You can calculate the job demand that your private location will face with a formula:
number of monitors / (average monitor frequency * number of workers * replicas or hosts)
- How many synthetic monitoring can we execute in 1 CPM instance?
It depends on the number, type, and frequency of monitors being run on the CPM. It also depends on the resources provided the CPM. More cpu cores will yield more heavy workers, which in turn will require more memory at 2.5 GB per cpu core. As a result a host with 8 cpu cores will be able to process 8 simultaneous Chrome-based jobs. Assuming each job takes 30 seconds to complete on average, then it could handle a max of 16 "heavy" jobs per minute.
This is assuming no timeouts which will occupy a runner thread for up to 180 seconds by default. Essentially, there are many factors to consider and each case will be different.
It's important to note that scripted browser and simple browser monitors require the most time per heavy worker to complete, sometimes upwards of 120 seconds. API test monitors can execute faster. Ping monitors don't come into consideration as they execute on the minion container itself and don't contribute much additional load on the host.
Frequency is a significant factor which greatly impacts how many jobs the CPM needs to handle per minute. For example, a monitor with a 1-minute frequency will occupy 10x the resources of a monitor with a 10-minute frequency.
- We have 8 CPU core for per private location, will it not distribute the load?
There are several ways to load balance a private location. With one instance of the CPM running on one host, jobs will run simultaneously up to the lightweight and heavy worker counts. This depends on the number of cpu cores provided to the minion. Lightweight workers are set to
25*num_cpusand heavy workers are set to
num_cpus. See our environment variables section which describes this for the vars called
Another way to load balance the private location is to add more hosts. This is a best practice as adding more hosts provides load balancing and failover protection. Ideally each host would be configured with enough resources to handle the full job demand alone such that if one host fails, the other can take on the full load. Each host will pull jobs from the queue as quickly as it can. In this way load balancing can be achieved, though there is not any specific rule applied, like round-robin.

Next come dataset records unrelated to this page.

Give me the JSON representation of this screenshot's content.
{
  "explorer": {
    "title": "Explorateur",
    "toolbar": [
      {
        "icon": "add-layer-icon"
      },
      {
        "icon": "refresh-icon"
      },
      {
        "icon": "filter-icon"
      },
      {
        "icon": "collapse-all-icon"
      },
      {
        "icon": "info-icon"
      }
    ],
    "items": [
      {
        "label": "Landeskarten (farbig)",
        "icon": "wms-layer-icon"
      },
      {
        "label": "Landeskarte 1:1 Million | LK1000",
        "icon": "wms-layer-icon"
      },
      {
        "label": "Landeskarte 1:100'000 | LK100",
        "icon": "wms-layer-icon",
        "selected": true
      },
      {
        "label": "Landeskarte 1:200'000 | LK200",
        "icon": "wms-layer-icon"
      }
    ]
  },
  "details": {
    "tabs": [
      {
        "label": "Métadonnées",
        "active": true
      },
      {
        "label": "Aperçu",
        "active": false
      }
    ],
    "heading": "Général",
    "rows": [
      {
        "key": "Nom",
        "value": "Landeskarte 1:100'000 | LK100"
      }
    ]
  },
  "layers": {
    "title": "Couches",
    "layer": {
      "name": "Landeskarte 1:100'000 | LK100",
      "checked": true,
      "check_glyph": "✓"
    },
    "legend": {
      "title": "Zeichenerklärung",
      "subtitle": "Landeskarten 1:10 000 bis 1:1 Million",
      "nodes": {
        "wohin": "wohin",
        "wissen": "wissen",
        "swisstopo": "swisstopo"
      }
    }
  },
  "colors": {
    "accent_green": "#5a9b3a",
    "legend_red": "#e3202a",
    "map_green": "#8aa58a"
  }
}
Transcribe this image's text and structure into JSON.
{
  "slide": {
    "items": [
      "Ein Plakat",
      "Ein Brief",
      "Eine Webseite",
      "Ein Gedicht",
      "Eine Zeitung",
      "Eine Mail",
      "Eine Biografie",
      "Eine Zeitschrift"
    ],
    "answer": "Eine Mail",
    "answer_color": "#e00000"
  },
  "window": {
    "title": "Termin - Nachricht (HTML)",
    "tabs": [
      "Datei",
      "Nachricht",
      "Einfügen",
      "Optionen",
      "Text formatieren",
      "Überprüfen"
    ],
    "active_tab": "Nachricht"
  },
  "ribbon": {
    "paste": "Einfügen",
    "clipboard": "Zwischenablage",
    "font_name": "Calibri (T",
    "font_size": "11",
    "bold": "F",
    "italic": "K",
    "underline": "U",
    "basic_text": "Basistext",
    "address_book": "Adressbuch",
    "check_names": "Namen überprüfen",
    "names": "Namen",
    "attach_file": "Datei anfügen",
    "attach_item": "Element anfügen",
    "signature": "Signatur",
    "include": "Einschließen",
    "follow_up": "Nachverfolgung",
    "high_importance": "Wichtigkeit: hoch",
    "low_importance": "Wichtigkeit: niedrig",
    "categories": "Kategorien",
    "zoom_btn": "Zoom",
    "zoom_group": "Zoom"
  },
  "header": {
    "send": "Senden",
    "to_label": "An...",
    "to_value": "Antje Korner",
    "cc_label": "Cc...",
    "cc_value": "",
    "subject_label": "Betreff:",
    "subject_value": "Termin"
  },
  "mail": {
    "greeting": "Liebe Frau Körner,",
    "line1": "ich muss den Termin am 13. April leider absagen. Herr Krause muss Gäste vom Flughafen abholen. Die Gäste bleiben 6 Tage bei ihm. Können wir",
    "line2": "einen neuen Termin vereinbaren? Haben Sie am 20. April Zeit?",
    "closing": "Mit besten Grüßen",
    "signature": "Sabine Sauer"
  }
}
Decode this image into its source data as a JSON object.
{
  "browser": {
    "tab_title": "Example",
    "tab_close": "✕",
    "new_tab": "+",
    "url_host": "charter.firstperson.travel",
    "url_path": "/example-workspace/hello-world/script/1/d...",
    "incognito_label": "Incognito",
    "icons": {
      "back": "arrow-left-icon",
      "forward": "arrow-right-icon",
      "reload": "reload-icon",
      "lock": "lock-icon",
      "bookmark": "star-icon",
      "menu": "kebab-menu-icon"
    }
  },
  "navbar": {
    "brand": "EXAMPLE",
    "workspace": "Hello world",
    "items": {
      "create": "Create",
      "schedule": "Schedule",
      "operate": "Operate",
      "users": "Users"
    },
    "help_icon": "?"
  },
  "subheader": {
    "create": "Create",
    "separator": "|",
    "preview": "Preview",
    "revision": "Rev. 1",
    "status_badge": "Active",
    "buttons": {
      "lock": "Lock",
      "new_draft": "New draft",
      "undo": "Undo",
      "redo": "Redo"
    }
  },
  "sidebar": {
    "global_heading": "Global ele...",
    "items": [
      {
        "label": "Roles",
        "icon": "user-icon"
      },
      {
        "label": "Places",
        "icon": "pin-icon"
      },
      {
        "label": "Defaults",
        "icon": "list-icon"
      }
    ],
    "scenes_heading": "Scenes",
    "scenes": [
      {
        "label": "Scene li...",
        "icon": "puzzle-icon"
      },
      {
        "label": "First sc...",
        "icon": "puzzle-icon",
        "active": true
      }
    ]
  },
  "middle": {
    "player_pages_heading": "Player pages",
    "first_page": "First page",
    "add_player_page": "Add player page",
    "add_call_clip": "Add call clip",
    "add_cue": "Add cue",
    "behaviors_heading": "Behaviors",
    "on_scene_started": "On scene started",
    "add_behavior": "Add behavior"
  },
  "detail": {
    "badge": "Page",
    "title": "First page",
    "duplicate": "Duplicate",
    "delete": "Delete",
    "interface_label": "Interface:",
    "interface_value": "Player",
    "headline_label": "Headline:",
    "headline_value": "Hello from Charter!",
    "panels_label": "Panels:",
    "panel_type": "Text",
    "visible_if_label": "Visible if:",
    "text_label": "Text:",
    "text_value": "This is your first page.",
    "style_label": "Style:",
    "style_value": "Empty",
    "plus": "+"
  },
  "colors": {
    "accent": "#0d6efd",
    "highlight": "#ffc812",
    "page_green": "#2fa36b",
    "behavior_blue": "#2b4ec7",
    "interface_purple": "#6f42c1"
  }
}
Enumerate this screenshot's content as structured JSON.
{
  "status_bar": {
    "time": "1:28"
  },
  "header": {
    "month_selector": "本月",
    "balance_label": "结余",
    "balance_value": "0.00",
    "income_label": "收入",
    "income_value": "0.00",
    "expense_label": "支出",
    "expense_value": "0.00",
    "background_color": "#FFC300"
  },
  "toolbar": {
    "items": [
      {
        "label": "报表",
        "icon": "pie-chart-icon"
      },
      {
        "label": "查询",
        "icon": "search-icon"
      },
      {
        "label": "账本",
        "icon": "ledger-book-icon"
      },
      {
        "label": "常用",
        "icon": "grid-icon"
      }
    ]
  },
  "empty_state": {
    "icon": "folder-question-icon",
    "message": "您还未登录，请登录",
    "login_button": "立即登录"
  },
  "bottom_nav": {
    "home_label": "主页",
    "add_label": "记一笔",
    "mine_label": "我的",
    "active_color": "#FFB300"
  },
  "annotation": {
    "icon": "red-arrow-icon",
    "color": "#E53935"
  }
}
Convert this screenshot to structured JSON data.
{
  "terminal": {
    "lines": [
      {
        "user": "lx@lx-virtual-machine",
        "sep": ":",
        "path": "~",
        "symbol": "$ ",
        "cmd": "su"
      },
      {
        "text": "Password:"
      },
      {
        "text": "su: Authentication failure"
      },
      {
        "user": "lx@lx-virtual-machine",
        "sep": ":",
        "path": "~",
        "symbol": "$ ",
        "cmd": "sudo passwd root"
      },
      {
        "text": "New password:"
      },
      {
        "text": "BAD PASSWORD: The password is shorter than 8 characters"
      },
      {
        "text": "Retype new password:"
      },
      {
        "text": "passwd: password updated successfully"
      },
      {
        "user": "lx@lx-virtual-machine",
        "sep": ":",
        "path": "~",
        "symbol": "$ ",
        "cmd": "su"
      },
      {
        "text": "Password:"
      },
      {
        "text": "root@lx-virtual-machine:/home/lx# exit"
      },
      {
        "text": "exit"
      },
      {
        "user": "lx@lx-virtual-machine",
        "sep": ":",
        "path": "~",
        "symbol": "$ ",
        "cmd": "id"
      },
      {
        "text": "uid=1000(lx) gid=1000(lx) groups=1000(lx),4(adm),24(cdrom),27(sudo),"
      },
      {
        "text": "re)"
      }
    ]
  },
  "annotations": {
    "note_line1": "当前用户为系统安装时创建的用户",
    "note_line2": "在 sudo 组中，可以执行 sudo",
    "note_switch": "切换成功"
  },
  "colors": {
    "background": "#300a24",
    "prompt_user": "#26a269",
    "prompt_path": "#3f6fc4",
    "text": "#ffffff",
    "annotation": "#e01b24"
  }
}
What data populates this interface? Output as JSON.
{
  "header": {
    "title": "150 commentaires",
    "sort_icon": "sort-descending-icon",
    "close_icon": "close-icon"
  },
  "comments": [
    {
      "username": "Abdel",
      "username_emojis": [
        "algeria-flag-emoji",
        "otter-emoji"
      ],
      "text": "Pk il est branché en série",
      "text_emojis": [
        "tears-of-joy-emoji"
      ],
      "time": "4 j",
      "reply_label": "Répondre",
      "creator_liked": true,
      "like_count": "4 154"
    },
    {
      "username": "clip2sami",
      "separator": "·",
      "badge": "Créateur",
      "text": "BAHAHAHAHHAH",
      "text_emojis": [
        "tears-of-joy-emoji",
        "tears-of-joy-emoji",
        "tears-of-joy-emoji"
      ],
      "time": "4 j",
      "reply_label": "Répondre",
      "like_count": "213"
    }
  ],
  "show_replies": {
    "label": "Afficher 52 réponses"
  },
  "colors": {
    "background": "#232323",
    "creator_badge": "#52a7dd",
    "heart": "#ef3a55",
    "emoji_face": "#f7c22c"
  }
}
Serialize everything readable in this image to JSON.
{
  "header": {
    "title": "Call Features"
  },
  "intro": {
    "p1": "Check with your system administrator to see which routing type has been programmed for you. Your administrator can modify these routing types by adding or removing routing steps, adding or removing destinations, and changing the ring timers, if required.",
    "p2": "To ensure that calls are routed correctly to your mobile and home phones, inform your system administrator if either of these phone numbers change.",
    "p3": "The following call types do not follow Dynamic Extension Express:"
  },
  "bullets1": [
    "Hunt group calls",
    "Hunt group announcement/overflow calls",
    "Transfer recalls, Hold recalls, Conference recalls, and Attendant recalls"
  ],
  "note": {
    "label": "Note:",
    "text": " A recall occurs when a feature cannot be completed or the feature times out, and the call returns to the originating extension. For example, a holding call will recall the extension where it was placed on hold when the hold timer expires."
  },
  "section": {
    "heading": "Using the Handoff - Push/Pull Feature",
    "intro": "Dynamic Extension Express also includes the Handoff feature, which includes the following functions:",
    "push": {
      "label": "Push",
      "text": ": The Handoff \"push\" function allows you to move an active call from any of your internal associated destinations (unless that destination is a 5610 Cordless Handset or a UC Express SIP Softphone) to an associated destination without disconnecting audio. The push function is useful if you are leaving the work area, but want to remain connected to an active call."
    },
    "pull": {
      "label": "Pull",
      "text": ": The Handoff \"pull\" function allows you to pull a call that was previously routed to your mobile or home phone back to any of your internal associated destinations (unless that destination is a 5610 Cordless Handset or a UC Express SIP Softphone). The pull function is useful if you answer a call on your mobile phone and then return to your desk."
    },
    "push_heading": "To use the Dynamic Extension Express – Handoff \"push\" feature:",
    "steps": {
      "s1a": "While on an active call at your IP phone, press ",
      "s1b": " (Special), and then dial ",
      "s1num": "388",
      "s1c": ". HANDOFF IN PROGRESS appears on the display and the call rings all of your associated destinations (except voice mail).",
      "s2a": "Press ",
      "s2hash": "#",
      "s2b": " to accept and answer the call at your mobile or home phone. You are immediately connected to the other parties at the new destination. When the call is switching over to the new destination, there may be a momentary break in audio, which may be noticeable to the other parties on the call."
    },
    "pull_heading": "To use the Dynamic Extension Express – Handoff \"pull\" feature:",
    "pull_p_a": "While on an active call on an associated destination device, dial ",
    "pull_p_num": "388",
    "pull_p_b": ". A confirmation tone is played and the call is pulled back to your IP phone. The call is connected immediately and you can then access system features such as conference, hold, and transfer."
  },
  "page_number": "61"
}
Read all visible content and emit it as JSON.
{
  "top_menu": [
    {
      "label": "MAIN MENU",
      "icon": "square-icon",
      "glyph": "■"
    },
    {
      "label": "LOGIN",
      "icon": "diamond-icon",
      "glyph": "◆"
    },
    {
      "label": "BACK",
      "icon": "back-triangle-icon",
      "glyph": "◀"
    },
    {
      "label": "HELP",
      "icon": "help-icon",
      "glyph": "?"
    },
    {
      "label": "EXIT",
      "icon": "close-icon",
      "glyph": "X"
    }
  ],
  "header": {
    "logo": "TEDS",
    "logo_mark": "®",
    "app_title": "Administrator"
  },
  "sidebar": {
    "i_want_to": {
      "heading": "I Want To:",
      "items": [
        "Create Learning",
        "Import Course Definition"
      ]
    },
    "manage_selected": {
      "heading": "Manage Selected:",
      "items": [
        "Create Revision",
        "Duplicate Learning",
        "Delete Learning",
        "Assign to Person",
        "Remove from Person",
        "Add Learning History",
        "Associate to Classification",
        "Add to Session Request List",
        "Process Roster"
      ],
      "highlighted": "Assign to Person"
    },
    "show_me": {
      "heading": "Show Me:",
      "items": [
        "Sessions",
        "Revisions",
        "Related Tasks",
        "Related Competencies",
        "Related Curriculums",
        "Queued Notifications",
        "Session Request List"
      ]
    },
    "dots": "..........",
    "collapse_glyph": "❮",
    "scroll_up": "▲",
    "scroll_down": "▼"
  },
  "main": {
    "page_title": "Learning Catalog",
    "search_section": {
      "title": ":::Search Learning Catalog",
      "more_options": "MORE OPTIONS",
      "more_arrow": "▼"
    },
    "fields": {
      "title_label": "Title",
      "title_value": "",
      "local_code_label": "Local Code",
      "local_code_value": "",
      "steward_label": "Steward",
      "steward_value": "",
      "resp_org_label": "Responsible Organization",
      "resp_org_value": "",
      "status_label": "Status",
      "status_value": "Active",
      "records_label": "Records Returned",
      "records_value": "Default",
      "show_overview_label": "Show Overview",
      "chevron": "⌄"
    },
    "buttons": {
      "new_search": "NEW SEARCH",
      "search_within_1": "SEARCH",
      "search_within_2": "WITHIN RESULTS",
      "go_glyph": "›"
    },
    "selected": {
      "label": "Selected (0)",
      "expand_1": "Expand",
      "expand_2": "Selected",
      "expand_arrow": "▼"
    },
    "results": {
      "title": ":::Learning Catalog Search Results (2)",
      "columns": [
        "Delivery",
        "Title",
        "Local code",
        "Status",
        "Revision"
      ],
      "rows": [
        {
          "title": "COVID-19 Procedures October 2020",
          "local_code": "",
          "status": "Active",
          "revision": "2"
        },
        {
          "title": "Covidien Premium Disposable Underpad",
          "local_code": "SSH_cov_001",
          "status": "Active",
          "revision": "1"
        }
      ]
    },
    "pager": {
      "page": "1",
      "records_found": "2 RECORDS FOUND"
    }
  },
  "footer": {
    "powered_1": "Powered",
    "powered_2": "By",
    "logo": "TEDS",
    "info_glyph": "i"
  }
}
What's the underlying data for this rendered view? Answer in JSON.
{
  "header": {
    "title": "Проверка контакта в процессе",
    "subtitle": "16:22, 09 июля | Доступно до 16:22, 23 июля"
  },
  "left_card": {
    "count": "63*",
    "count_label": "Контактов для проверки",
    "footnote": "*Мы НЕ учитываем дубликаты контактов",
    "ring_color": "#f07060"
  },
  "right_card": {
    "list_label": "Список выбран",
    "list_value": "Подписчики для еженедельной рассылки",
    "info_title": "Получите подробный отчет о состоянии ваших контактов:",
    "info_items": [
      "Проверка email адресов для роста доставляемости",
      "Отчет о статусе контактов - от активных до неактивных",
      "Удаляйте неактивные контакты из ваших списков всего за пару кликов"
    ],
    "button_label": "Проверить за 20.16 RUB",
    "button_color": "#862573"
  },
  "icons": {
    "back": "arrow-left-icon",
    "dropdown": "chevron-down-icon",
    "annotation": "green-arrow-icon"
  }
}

Finally, additional private locations can be added to serve as a kind of load balancing, though in a more pre-planned way. The way to utilize multiple private locations is to allocate each private location to a specific role or purpose, for example, dev and prod. In this way specific locations can be chosen for different monitors and not all monitors need be set to run on one location. This can help to alleviate the prod location from having to run dev jobs, which may be more likely to fail and cause performance degradation due to our default of 2 retries on the prod CPM. Essentially, each failing monitor will get tried three times (soft failures) before a failed result is sent to the UI (hard failure). For unreliable or poorly written scripts, it is best to run them on a dev CPM to not degrade the performance of the prod CPM.
- How many private locations are required to handle 100+ monitors?
One private location can handle all your monitors. There is no limitation to the number of monitors that can be run on a private location, assuming enough CPM instances/hosts exist. Assuming the worst case scenario of 100 scripted browser jobs set to 1-minute frequency and say 30 seconds per job, you'd need 50 cpu cores and 125 GB of memory. Whether that is spread across several hosts or one big host is up to you.
Note that as host size increases, a bottleneck can happen with disk I/O. At 15 scripted browser jobs per minute, disk IOPS will hover around 200-300 ops/sec on write.